Jeśli skończę 50 lat to ...

          Jeśli skończę 50 lat to:
   - zapalę fajkę, 
   - puszczę się z jakimś fajnym facetem,
          - skoczę na bandżi - tak mawiałam kiedy skończyłam trzydziestkę.

          Bo to ,,wtedy'' mówią, że ,,to'' już z górki i kobieta po pięćdziesiątce ,,wszystko może'' i ,,wolno'' jej wszystko.

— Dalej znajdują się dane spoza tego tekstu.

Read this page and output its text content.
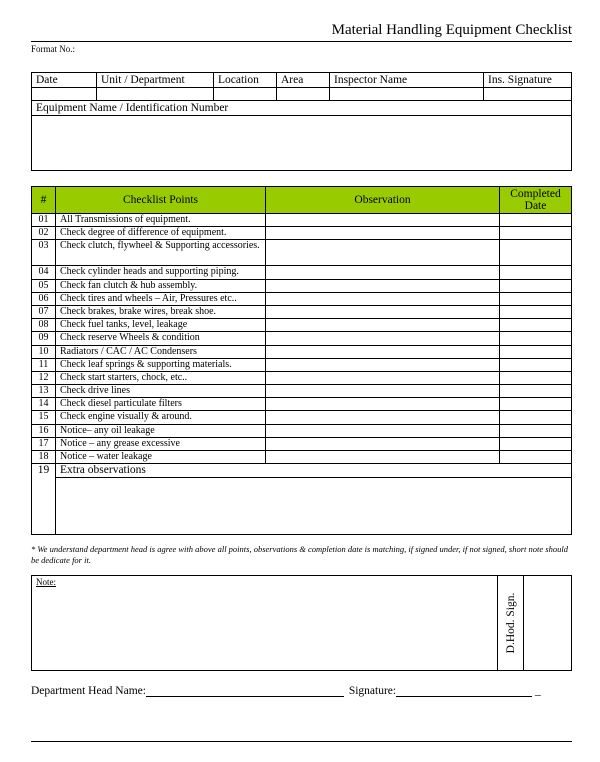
Material Handling Equipment Checklist
Format No.:
Date	Unit / Department	Location	Area	Inspector Name	Ins. Signature
Equipment Name / Identification Number
#	Checklist Points	Observation	Completed Date
01	All Transmissions of equipment.
02	Check degree of difference of equipment.
03	Check clutch, flywheel & Supporting accessories.
04	Check cylinder heads and supporting piping.
05	Check fan clutch & hub assembly.
06	Check tires and wheels – Air, Pressures etc..
07	Check brakes, brake wires, break shoe.
08	Check fuel tanks, level, leakage
09	Check reserve Wheels & condition
10	Radiators / CAC / AC Condensers
11	Check leaf springs & supporting materials.
12	Check start starters, chock, etc..
13	Check drive lines
14	Check diesel particulate filters
15	Check engine visually & around.
16	Notice– any oil leakage
17	Notice – any grease excessive
18	Notice – water leakage
19 Extra observations
* We understand department head is agree with above all points, observations & completion date is matching, if signed under, if not signed, short note should be dedicate for it.
Note:
D.Hod. Sign.
Department Head Name:	Signature:	_
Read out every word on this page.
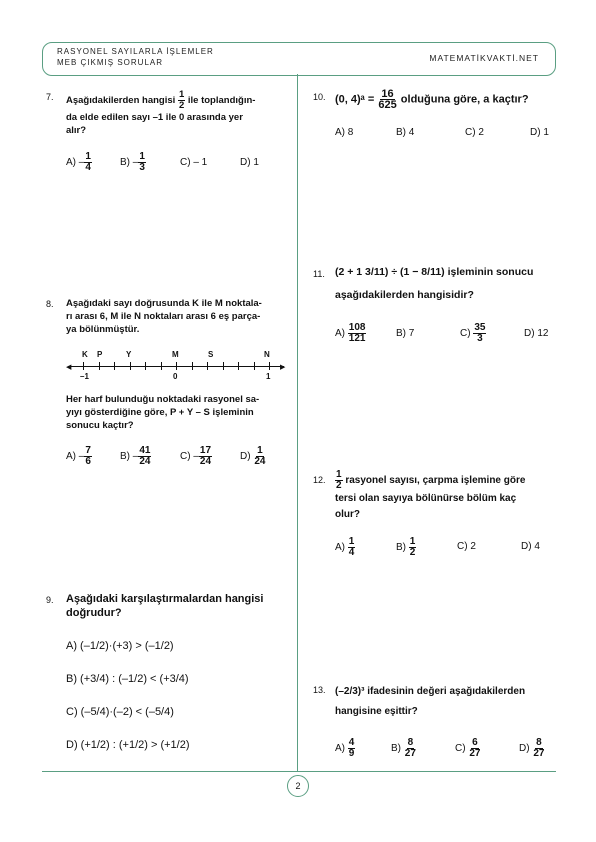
RASYONEL SAYILARLA İŞLEMLER
MEB ÇIKMIŞ SORULAR	MATEMATİKVAKTİ.NET
2
7. Aşağıdakilerden hangisi $\frac{1}{2}$ ile toplandığın-
da elde edilen sayı –1 ile 0 arasında yer
alır?
$A) - \frac{1}{4}$	$B) - \frac{1}{3}$	C) – 1	D) 1
8. Aşağıdaki sayı doğrusunda K ile M noktala-
rı arası 6, M ile N noktaları arası 6 eş parça-
ya bölünmüştür.
◀	▶
K P	Y	M	S	N
–1	0	1
Her harf bulunduğu noktadaki rasyonel sa-
yıyı gösterdiğine göre, P + Y – S işleminin
sonucu kaçtır?
$A) - \frac{7}{6}$	$B) - \frac{41}{24}$	$C) - \frac{17}{24}$	$D) \frac{1}{24}$
9. Aşağıdaki karşılaştırmalardan hangisi
doğrudur?
A) (–1/2)·(+3) > (–1/2)
B) (+3/4) : (–1/2) < (+3/4)
C) (–5/4)·(–2) < (–5/4)
D) (+1/2) : (+1/2) > (+1/2)
10. (0, 4)ᵃ = $\frac{16}{625}$ olduğuna göre, a kaçtır?
A) 8	B) 4	C) 2	D) 1
11. (2 + 1 3/11) ÷ (1 − 8/11) işleminin sonucu
aşağıdakilerden hangisidir?
$A) \frac{108}{121}$	B) 7	$C) \frac{35}{3}$	D) 12
12. $\frac{1}{2}$ rasyonel sayısı, çarpma işlemine göre
tersi olan sayıya bölünürse bölüm kaç
olur?
$A) \frac{1}{4}$	$B) \frac{1}{2}$	C) 2	D) 4
13. (–2/3)³ ifadesinin değeri aşağıdakilerden
hangisine eşittir?
$A) \frac{4}{9}$	$B) \frac{8}{27}$	$C) \frac{6}{27}$	$D) \frac{8}{27}$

       Hm, nic z tych rzeczy.
          Mam pięćdziesiąt parę lat i jakoś ,,tamte, moje marzenia'' wzięły w łeb.
    Po pierwsze:
        fajki, cygarety, cygara, bo zwykłe papieroski to wtedy paliłam, a jakże (prawie jedną paczkę dziennie), ale przed urodzeniem drugiego dziecka rzuciłam na dobre i nie palę do dziś.
   Ostatnio opiekowałam się pewnym starszym panem, który palił fajki, dosłownie oddychał prawie tylko poprzez nie (miał traheotomię i to, już musi zrobić wrażenie, prawda?).
    Raz w tygodniu miałam do czyszczenia całą jego kolekcję. Któregoś dnia poprosił mnie, żebym wypaliła z nim po jednym cygarze. Odmówiłam, podziękowałam, on się skusił. 
       To było cygaro kubańskie, mocne i zabójcze dla niektórych, i dla niego również. Gdybym nie pojawiła się w porę, to byłoby po chłopie, wszak 85 lat to piękny wiek i jest się już zahartowanym, to jednak akurat  dla niego nie skończyłoby się najlepiej. 
       Zaczął palić papierosy w wieku 9 lat i nie mógł pojąć, że to jest tak szkodliwe.
    W dodatku jak na ironię, to chyba cała wioska paliła, bo nocą przy otwartym oknie trudno było zasnąć z powodu tego zapachu nikotynowego.
     Po drugie:
jakoś rozwiązły tryb życia mnie nie kręci.
      Jeden partner na całe życie wystarczy. 
      Nie powiem, niektórzy są tacy przystojni i ujmujący, że dech zapiera...
     W moim wieku jest się już ułożoną kobietą, co do tego nie mam wątpliwości i już zdążyłam zauważyć, że tak naprawdę to nie ma ideałów, są po prostu ludzie, kobiety i mężczyźni, którzy starają się żyć jak najlepiej potrafią.
      Robimy dobre rzeczy, które wydają się dla nas najlepszym rozwiązaniem, ale czy służy to wszystkim wkoło to już różnie bywa. 
       Wiadomo, że nikt nikomu nie dogodzi, bo zawsze będzie gdzieś brzmieć to magiczne: ,,ale''.  
     Pozostał skok z bandżi, ale - czy w moim wieku jest to wskazane?     
    No, może po obejrzeniu filmu Kiepskich to taki mały, bezpieczny skok z tej muszli klozetowej to nie zaszkodziłby mi, chyba.
      Tak więc, reasumując moje marzenia są nieadekwatne do mojego temperamentu, bo że go mam nie ulega żadnej wątpliwości.
    Przyszła pora na nowe wyzwania, marzenia i cele. 
    Co będzie moim kolejnym pomysłem jeszcze dokładnie nie wiem, ale już widzę światełko w tunelu, a to dobry znak.